Assessing the Certainty of Locations Produced by an Address Geocoding System

  • Authors:
  • Clodoveu A. Davis, Jr;Frederico T. Fonseca

  • Affiliations:
  • Instituto de Informática, Pontifícia Universidade Católica de Minas Gerais, Belo Horizonte, Brazil;College of Information Sciences and Technology, The Pennsylvania State University, University Park, USA

  • Venue:
  • Geoinformatica
  • Year:
  • 2007

Quantified Score

Hi-index 0.00

Visualization

Abstract

Addresses are the most common georeferencing resource people use to communicate to others a location within a city. Urban GIS applications that receive data directly from citizens, or from legacy information systems, need to be able to quickly and efficiently obtain a spatial location from addresses.

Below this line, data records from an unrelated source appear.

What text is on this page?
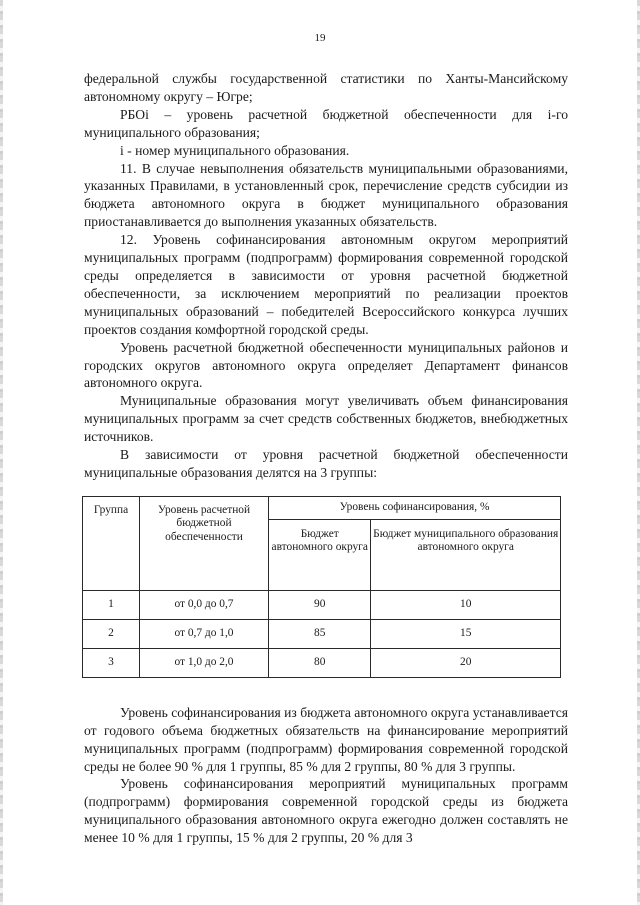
19

федеральной службы государственной статистики по Ханты-Мансийскому автономному округу – Югре;

РБОi – уровень расчетной бюджетной обеспеченности для i-го муниципального образования;

i - номер муниципального образования.

11. В случае невыполнения обязательств муниципальными образованиями, указанных Правилами, в установленный срок, перечисление средств субсидии из бюджета автономного округа в бюджет муниципального образования приостанавливается до выполнения указанных обязательств.

12. Уровень софинансирования автономным округом мероприятий муниципальных программ (подпрограмм) формирования современной городской среды определяется в зависимости от уровня расчетной бюджетной обеспеченности, за исключением мероприятий по реализации проектов муниципальных образований – победителей Всероссийского конкурса лучших проектов создания комфортной городской среды.

Уровень расчетной бюджетной обеспеченности муниципальных районов и городских округов автономного округа определяет Департамент финансов автономного округа.

Муниципальные образования могут увеличивать объем финансирования муниципальных программ за счет средств собственных бюджетов, внебюджетных источников.

В зависимости от уровня расчетной бюджетной обеспеченности муниципальные образования делятся на 3 группы:

Группа	Уровень расчетной бюджетной обеспеченности	Уровень софинансирования, %	
		Бюджет автономного округа	Бюджет муниципального образования автономного округа
1	от 0,0 до 0,7	90	10
2	от 0,7 до 1,0	85	15
3	от 1,0 до 2,0	80	20

Уровень софинансирования из бюджета автономного округа устанавливается от годового объема бюджетных обязательств на финансирование мероприятий муниципальных программ (подпрограмм) формирования современной городской среды не более 90 % для 1 группы, 85 % для 2 группы, 80 % для 3 группы.

Уровень софинансирования мероприятий муниципальных программ (подпрограмм) формирования современной городской среды из бюджета муниципального образования автономного округа ежегодно должен составлять не менее 10 % для 1 группы, 15 % для 2 группы, 20 % для 3
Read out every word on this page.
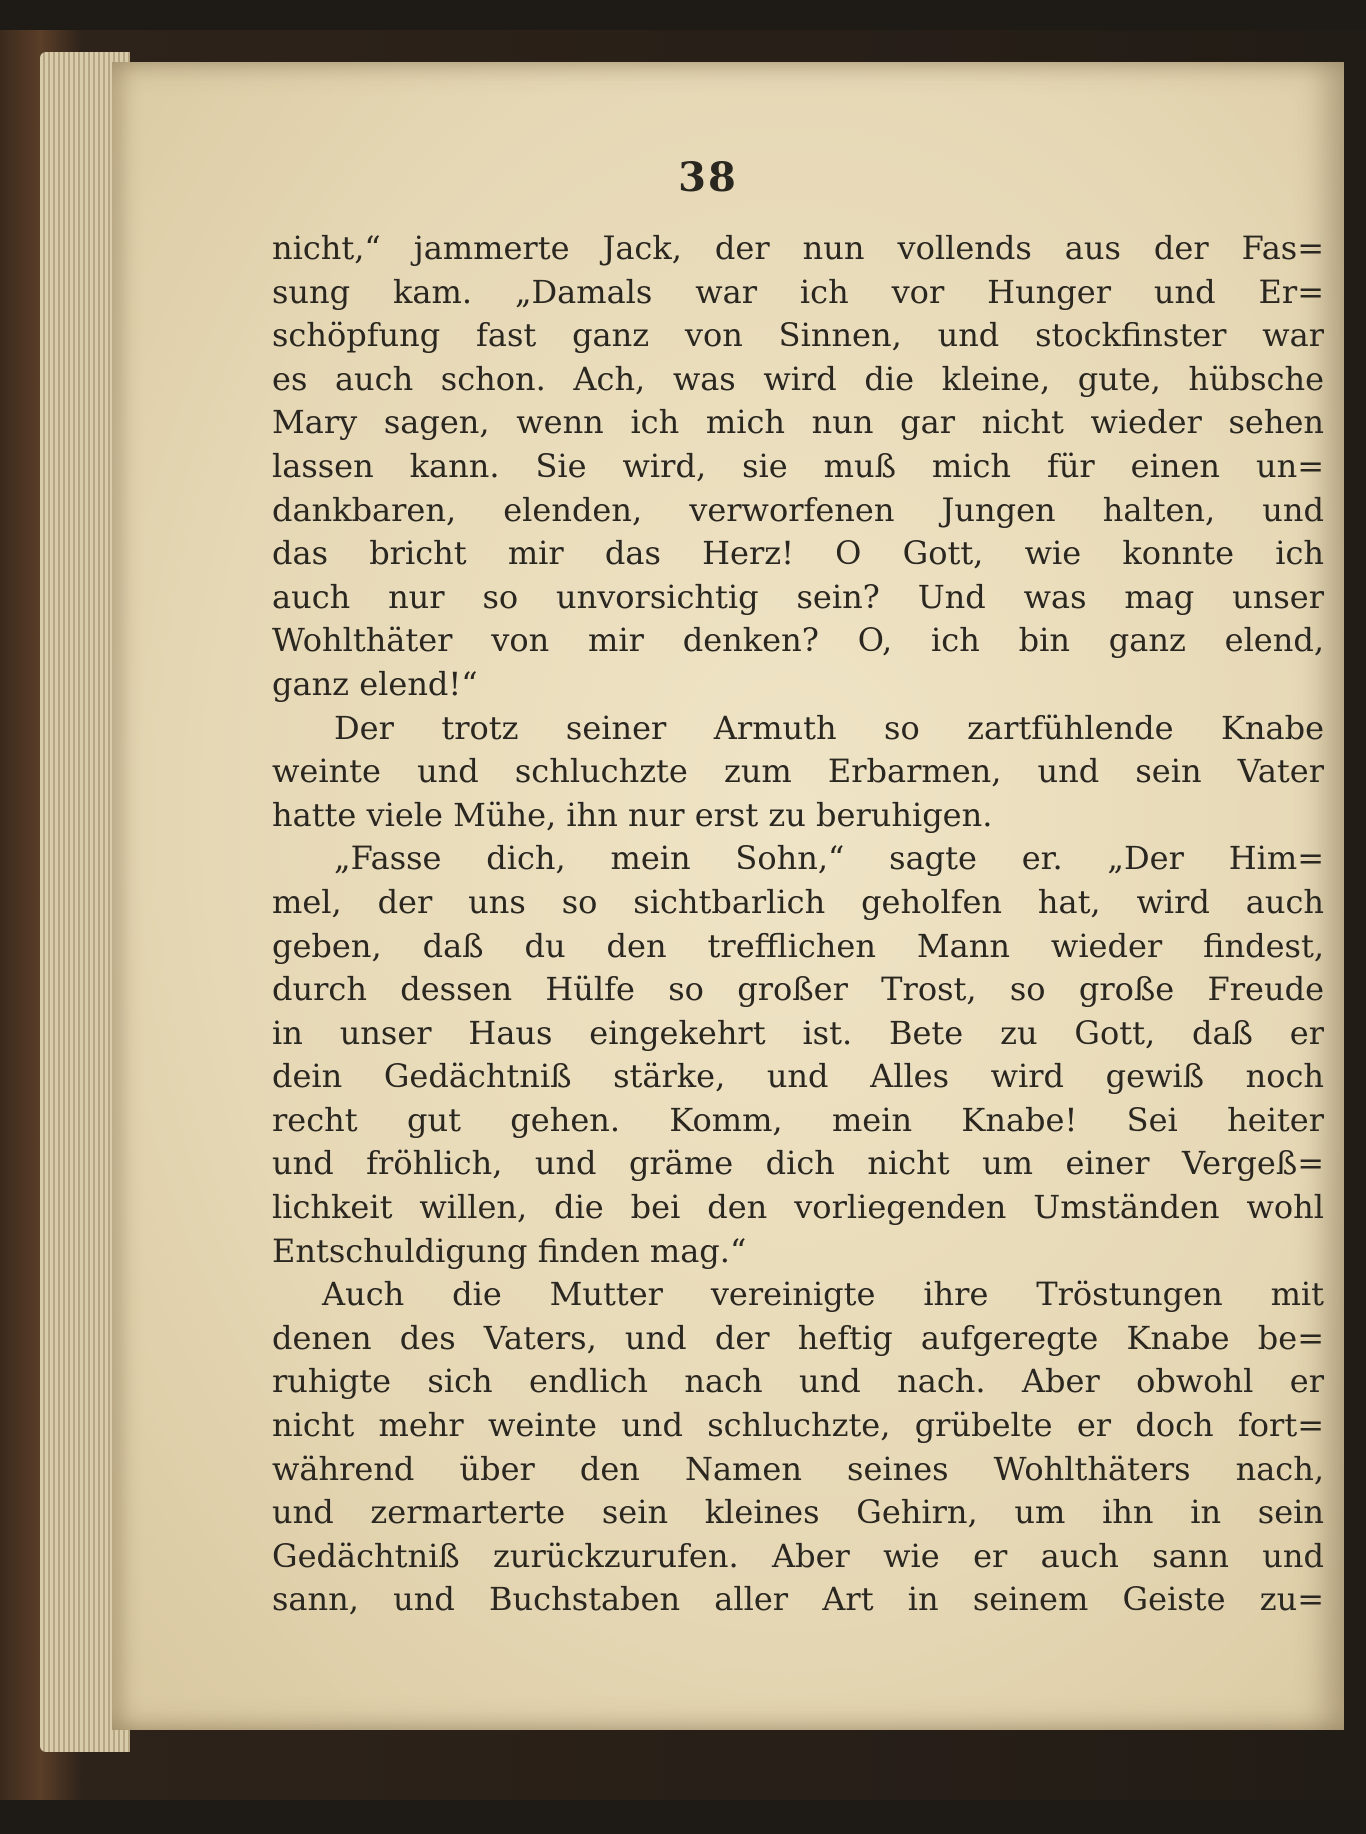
38
nicht,“ jammerte Jack, der nun vollends aus der Fas=
sung kam. „Damals war ich vor Hunger und Er=
schöpfung fast ganz von Sinnen, und stockfinster war
es auch schon. Ach, was wird die kleine, gute, hübsche
Mary sagen, wenn ich mich nun gar nicht wieder sehen
lassen kann. Sie wird, sie muß mich für einen un=
dankbaren, elenden, verworfenen Jungen halten, und
das bricht mir das Herz! O Gott, wie konnte ich
auch nur so unvorsichtig sein? Und was mag unser
Wohlthäter von mir denken? O, ich bin ganz elend,
ganz elend!“
Der trotz seiner Armuth so zartfühlende Knabe
weinte und schluchzte zum Erbarmen, und sein Vater
hatte viele Mühe, ihn nur erst zu beruhigen.
„Fasse dich, mein Sohn,“ sagte er. „Der Him=
mel, der uns so sichtbarlich geholfen hat, wird auch
geben, daß du den trefflichen Mann wieder findest,
durch dessen Hülfe so großer Trost, so große Freude
in unser Haus eingekehrt ist. Bete zu Gott, daß er
dein Gedächtniß stärke, und Alles wird gewiß noch
recht gut gehen. Komm, mein Knabe! Sei heiter
und fröhlich, und gräme dich nicht um einer Vergeß=
lichkeit willen, die bei den vorliegenden Umständen wohl
Entschuldigung finden mag.“
Auch die Mutter vereinigte ihre Tröstungen mit
denen des Vaters, und der heftig aufgeregte Knabe be=
ruhigte sich endlich nach und nach. Aber obwohl er
nicht mehr weinte und schluchzte, grübelte er doch fort=
während über den Namen seines Wohlthäters nach,
und zermarterte sein kleines Gehirn, um ihn in sein
Gedächtniß zurückzurufen. Aber wie er auch sann und
sann, und Buchstaben aller Art in seinem Geiste zu=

In this paper we understand addresses in a broader perspective, in which not only the conventional elements of postal addresses are considered, but other kinds of direct or indirect references to places, such as building names, postal codes, or telephone area codes, which are also valuable as locators to urban places. This broader view on addresses allows us to work with two perspectives. First, in the ontological definition, modeling, and implementation of an addressing database that is flexible enough to accommodate the variety of concepts and address formats used worldwide, along with direct and indirect references to places. Second, in the definition of an indicator that is able to quantify the degree of certainty that could be reached when a user-given, semi-structured address is geocoded into a spatial position, as a function of the type and completeness of the available addressing data and of the geocoding method that has been employed. This indicator, which we call Geocoding Certainty Indicator (GCI), can be used as a threshold, beyond which the geocoded event should be left out of any statistical analysis, or as a weight that allows spatial analysis methods to reduce the influence of events that have been less reliably located. In order to support geocoding activities and the determination of the GCI, we propose a conceptual schema for addressing databases. The schema is flexible enough to accommodate a variety of addressing systems, at various levels of detail, and in different countries. Our intention is to depart from the usual geocoding strategy employed in commercial GIS products, which is usually limited to the average American or British address format. The schema also extends the notion of postal address to something broader, including popular names for places, building names, reference places, and other concepts. This approach extends Simpson's and Yu's Comput. Environ. Urban Syst., 27: 283---307, 2003 work on postal codes to records of any kind, including place names and loosely formatted addresses.